If the peer has two subsidiary titles, the oldest son of his oldest son may use the secondary subsidiary title. For example, David Somerset is the Duke of Beaufort. His son, Henry, uses the courtesy title of Marquess of Worcester, a title rightfully belonging to his father. Henry’s son, Robert, uses the courtesy title Earl of Glamorgan (Earl ranking lower than a Duke or a Marquess).
Prince Phillip (the Queen’s husband) is the Duke of Edinburgh. He also holds the subsidiary titles of Earl of Merioneth and Baron Greenwich.

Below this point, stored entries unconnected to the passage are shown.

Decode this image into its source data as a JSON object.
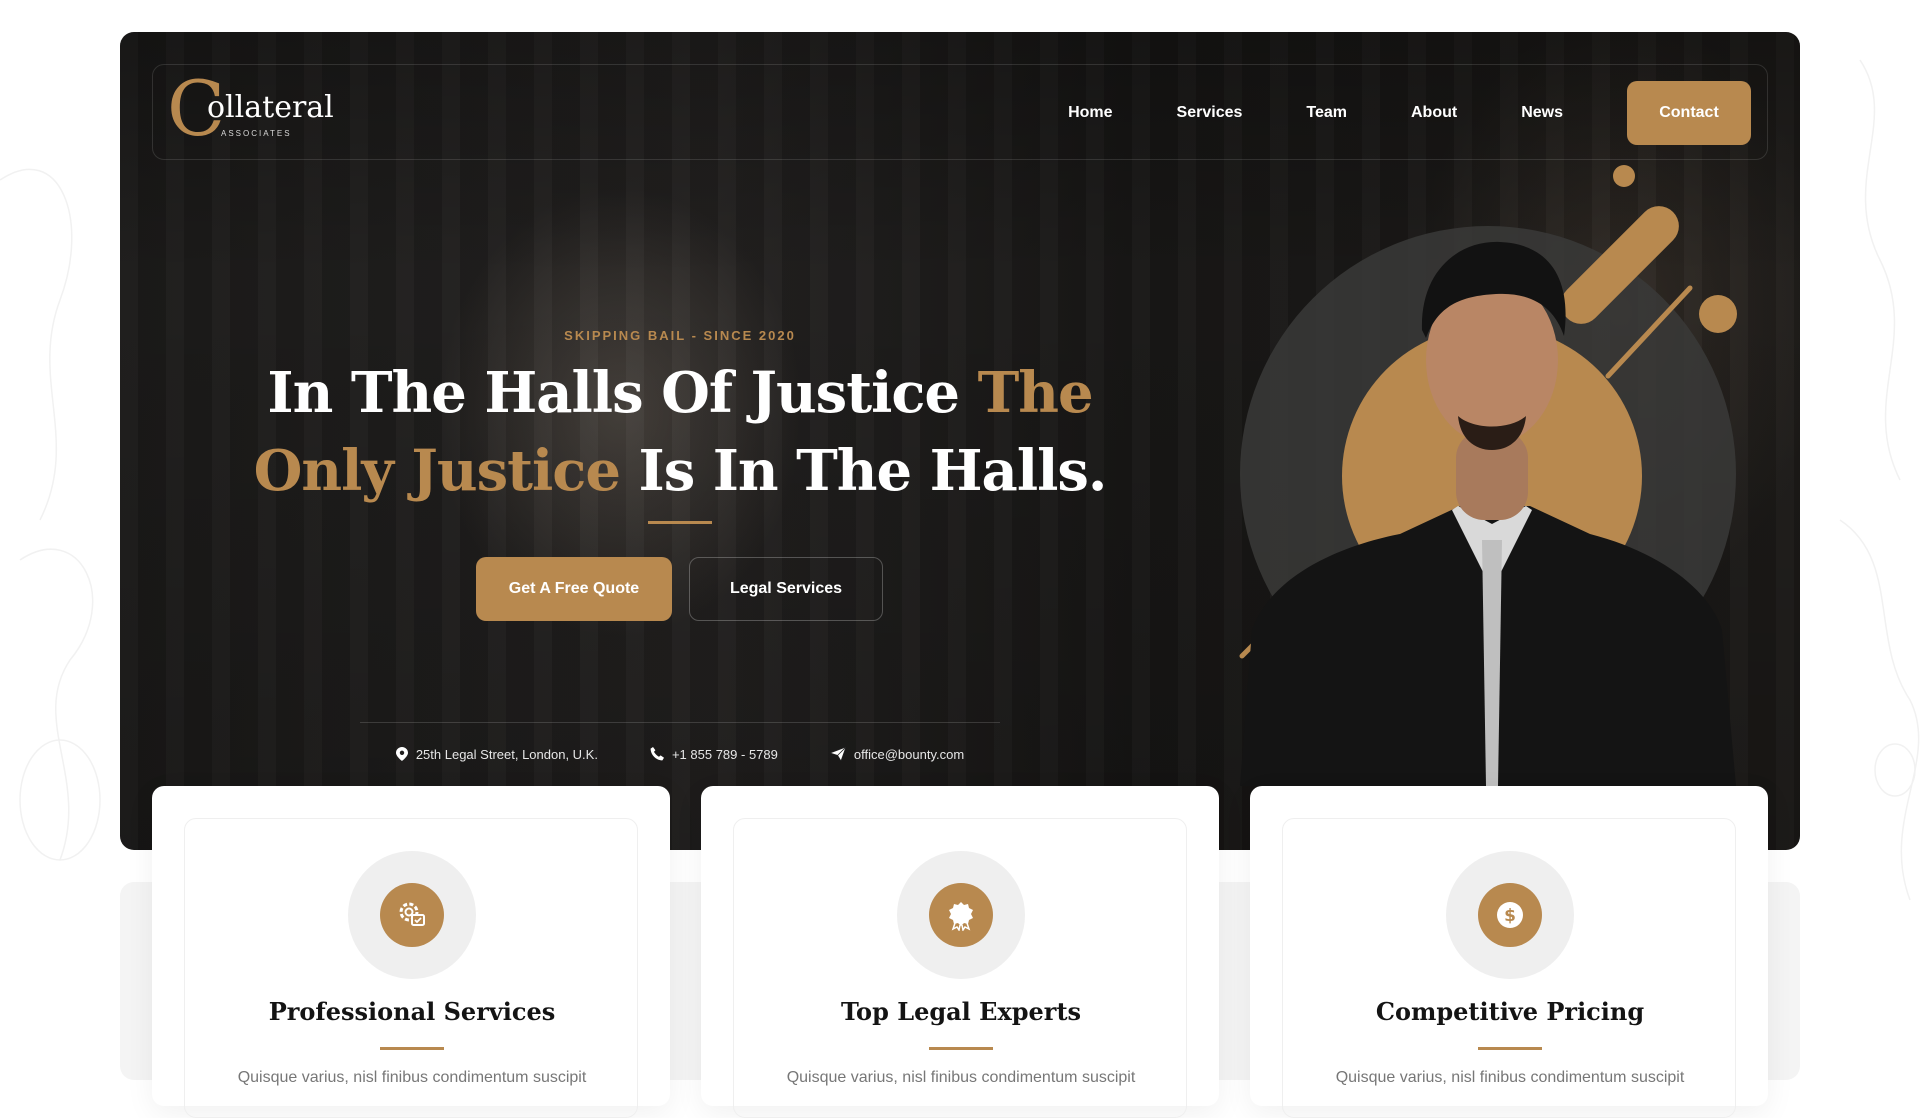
{
  "brand": {
    "logo_letter": "C",
    "logo_name": "ollateral",
    "logo_sub": "ASSOCIATES"
  },
  "nav": {
    "items": [
      {
        "label": "Home"
      },
      {
        "label": "Services"
      },
      {
        "label": "Team"
      },
      {
        "label": "About"
      },
      {
        "label": "News"
      }
    ],
    "contact_label": "Contact"
  },
  "hero": {
    "kicker": "SKIPPING BAIL - SINCE 2020",
    "headline_part1": "In The Halls Of Justice ",
    "headline_gold": "The Only Justice",
    "headline_part2": " Is In The Halls.",
    "primary_button": "Get A Free Quote",
    "secondary_button": "Legal Services"
  },
  "contact_info": {
    "address": "25th Legal Street, London, U.K.",
    "phone": "+1 855 789 - 5789",
    "email": "office@bounty.com"
  },
  "features": [
    {
      "icon": "gear-settings-icon",
      "title": "Professional Services",
      "text": "Quisque varius, nisl finibus condimentum suscipit"
    },
    {
      "icon": "award-badge-icon",
      "title": "Top Legal Experts",
      "text": "Quisque varius, nisl finibus condimentum suscipit"
    },
    {
      "icon": "dollar-coin-icon",
      "title": "Competitive Pricing",
      "text": "Quisque varius, nisl finibus condimentum suscipit"
    }
  ],
  "colors": {
    "accent": "#b8894f",
    "dark": "#1b1a19",
    "card_bg": "#ffffff"
  }
}
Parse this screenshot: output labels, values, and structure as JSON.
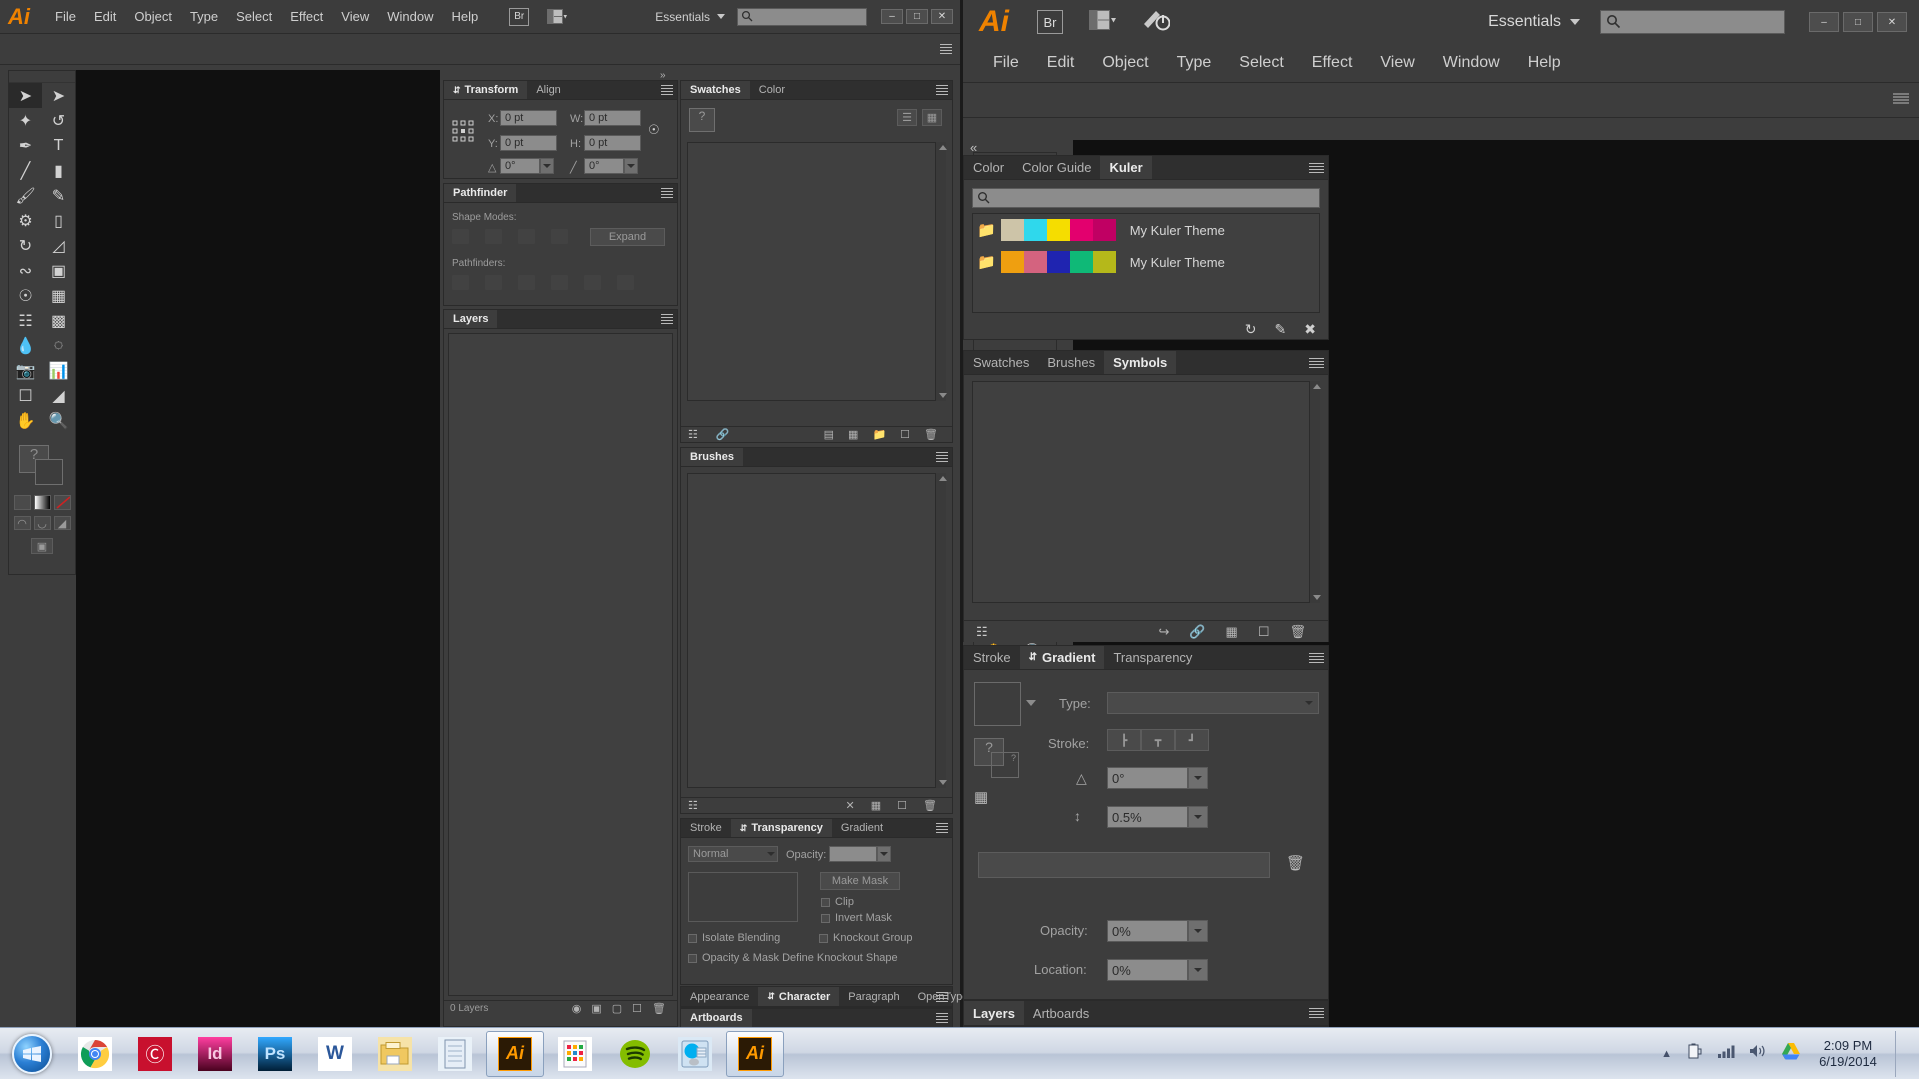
{
  "app": {
    "name": "Adobe Illustrator",
    "logo": "Ai"
  },
  "left_window": {
    "title": "",
    "menus": [
      "File",
      "Edit",
      "Object",
      "Type",
      "Select",
      "Effect",
      "View",
      "Window",
      "Help"
    ],
    "bridge_button": "Br",
    "arrange_icon": "arrange-documents-icon",
    "workspace": "Essentials",
    "search_placeholder": "",
    "window_controls": [
      "minimize",
      "maximize",
      "close"
    ],
    "panels": {
      "transform": {
        "tabs": [
          "Transform",
          "Align"
        ],
        "active_tab": "Transform",
        "fields": [
          {
            "label": "X:",
            "value": "0 pt"
          },
          {
            "label": "Y:",
            "value": "0 pt"
          },
          {
            "label": "W:",
            "value": "0 pt"
          },
          {
            "label": "H:",
            "value": "0 pt"
          }
        ],
        "shear_label": "0°",
        "rotate_label": "0°"
      },
      "pathfinder": {
        "tab": "Pathfinder",
        "shape_modes_label": "Shape Modes:",
        "pathfinders_label": "Pathfinders:",
        "expand_button": "Expand"
      },
      "layers": {
        "tab": "Layers",
        "status": "0 Layers"
      },
      "swatches": {
        "tabs": [
          "Swatches",
          "Color"
        ],
        "active_tab": "Swatches"
      },
      "brushes": {
        "tab": "Brushes"
      },
      "transparency": {
        "tabs": [
          "Stroke",
          "Transparency",
          "Gradient"
        ],
        "active_tab": "Transparency",
        "blend_mode": "Normal",
        "opacity_label": "Opacity:",
        "opacity_value": "",
        "make_mask_button": "Make Mask",
        "clip_label": "Clip",
        "invert_mask_label": "Invert Mask",
        "isolate_blending_label": "Isolate Blending",
        "knockout_group_label": "Knockout Group",
        "knockout_shape_label": "Opacity & Mask Define Knockout Shape"
      },
      "character": {
        "tabs": [
          "Appearance",
          "Character",
          "Paragraph",
          "OpenType"
        ],
        "active_tab": "Character"
      },
      "artboards": {
        "tab": "Artboards"
      }
    }
  },
  "right_window": {
    "menus": [
      "File",
      "Edit",
      "Object",
      "Type",
      "Select",
      "Effect",
      "View",
      "Window",
      "Help"
    ],
    "bridge_button": "Br",
    "arrange_icon": "arrange-documents-icon",
    "rocket_icon": "stock-icon",
    "workspace": "Essentials",
    "search_placeholder": "",
    "window_controls": [
      "minimize",
      "maximize",
      "close"
    ],
    "panels": {
      "kuler": {
        "tabs": [
          "Color",
          "Color Guide",
          "Kuler"
        ],
        "active_tab": "Kuler",
        "search_placeholder": "",
        "themes": [
          {
            "name": "My Kuler Theme",
            "colors": [
              "#cdc4a8",
              "#2fd8ec",
              "#f5dd00",
              "#e3006e",
              "#c00063"
            ]
          },
          {
            "name": "My Kuler Theme",
            "colors": [
              "#ef9f10",
              "#d4637f",
              "#1f24b0",
              "#0fb977",
              "#b5b81a"
            ]
          }
        ],
        "footer_icons": [
          "refresh-icon",
          "edit-theme-icon",
          "add-theme-icon"
        ]
      },
      "symbols": {
        "tabs": [
          "Swatches",
          "Brushes",
          "Symbols"
        ],
        "active_tab": "Symbols",
        "footer_icons": [
          "libraries-icon",
          "link-icon",
          "break-link-icon",
          "options-icon",
          "new-symbol-icon",
          "delete-icon"
        ]
      },
      "gradient": {
        "tabs": [
          "Stroke",
          "Gradient",
          "Transparency"
        ],
        "active_tab": "Gradient",
        "type_label": "Type:",
        "type_value": "",
        "stroke_label": "Stroke:",
        "angle_label": "0°",
        "aspect_label": "0.5%",
        "opacity_label": "Opacity:",
        "opacity_value": "0%",
        "location_label": "Location:",
        "location_value": "0%"
      },
      "layers": {
        "tabs": [
          "Layers",
          "Artboards"
        ],
        "active_tab": "Layers"
      }
    },
    "toolbox": {
      "rows": [
        [
          "selection-tool-icon",
          "direct-selection-tool-icon"
        ],
        [
          "magic-wand-tool-icon",
          "lasso-tool-icon"
        ],
        [
          "pen-tool-icon",
          "type-tool-icon"
        ],
        [
          "line-segment-tool-icon",
          "rectangle-tool-icon"
        ],
        [
          "paintbrush-tool-icon",
          "pencil-tool-icon"
        ],
        [
          "blob-brush-tool-icon",
          "eraser-tool-icon"
        ],
        [
          "rotate-tool-icon",
          "scale-tool-icon"
        ],
        [
          "width-tool-icon",
          "free-transform-tool-icon"
        ],
        [
          "shape-builder-tool-icon",
          "perspective-grid-tool-icon"
        ],
        [
          "mesh-tool-icon",
          "gradient-tool-icon"
        ],
        [
          "eyedropper-tool-icon",
          "blend-tool-icon"
        ],
        [
          "symbol-sprayer-tool-icon",
          "column-graph-tool-icon"
        ],
        [
          "artboard-tool-icon",
          "slice-tool-icon"
        ],
        [
          "hand-tool-icon",
          "zoom-tool-icon"
        ]
      ],
      "fill_stroke": "fill-stroke-swatch",
      "color_modes": [
        "color-icon",
        "gradient-icon",
        "none-icon"
      ],
      "draw_modes": [
        "draw-normal-icon",
        "draw-behind-icon",
        "draw-inside-icon"
      ],
      "screen_mode": "screen-mode-icon"
    }
  },
  "taskbar": {
    "start": "start-orb-icon",
    "items": [
      {
        "name": "chrome-icon",
        "label": "Google Chrome"
      },
      {
        "name": "creative-cloud-icon",
        "label": "Adobe Creative Cloud"
      },
      {
        "name": "indesign-icon",
        "label": "Id"
      },
      {
        "name": "photoshop-icon",
        "label": "Ps"
      },
      {
        "name": "word-icon",
        "label": "W"
      },
      {
        "name": "explorer-icon",
        "label": "Windows Explorer"
      },
      {
        "name": "notepad-icon",
        "label": "Notepad"
      },
      {
        "name": "illustrator-icon",
        "label": "Ai"
      },
      {
        "name": "calculator-icon",
        "label": "Calculator"
      },
      {
        "name": "spotify-icon",
        "label": "Spotify"
      },
      {
        "name": "skype-icon",
        "label": "Skype"
      },
      {
        "name": "illustrator2-icon",
        "label": "Ai"
      }
    ],
    "tray": [
      "show-hidden-icons-icon",
      "battery-icon",
      "network-icon",
      "volume-icon",
      "google-drive-icon"
    ],
    "clock_time": "2:09 PM",
    "clock_date": "6/19/2014"
  },
  "colors": {
    "panel_bg": "#3d3d3d",
    "chrome_bg": "#3c3c3c",
    "canvas": "#101010",
    "accent": "#ef8200",
    "field_bg": "#8c8c8c"
  }
}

Prince Charles, it is assumed, is entitled to use the title Earl of Merioneth. However, since he is (in his own right) the Duke of Rothesay and the Duke of Cornwall (and the Prince of Wales), he would not use the courtesy title of an Earl.
However, William (before his creation as Duke of Cambridge) is the grandson of Prince Phillip and, I would imagine, should have been entitled to use Baron Greenwich as a courtesy title. Why did he not use the title? In addition, I suppose it could also be asked why Charles was not styled as Earl of Merionth before his mother’s ascension?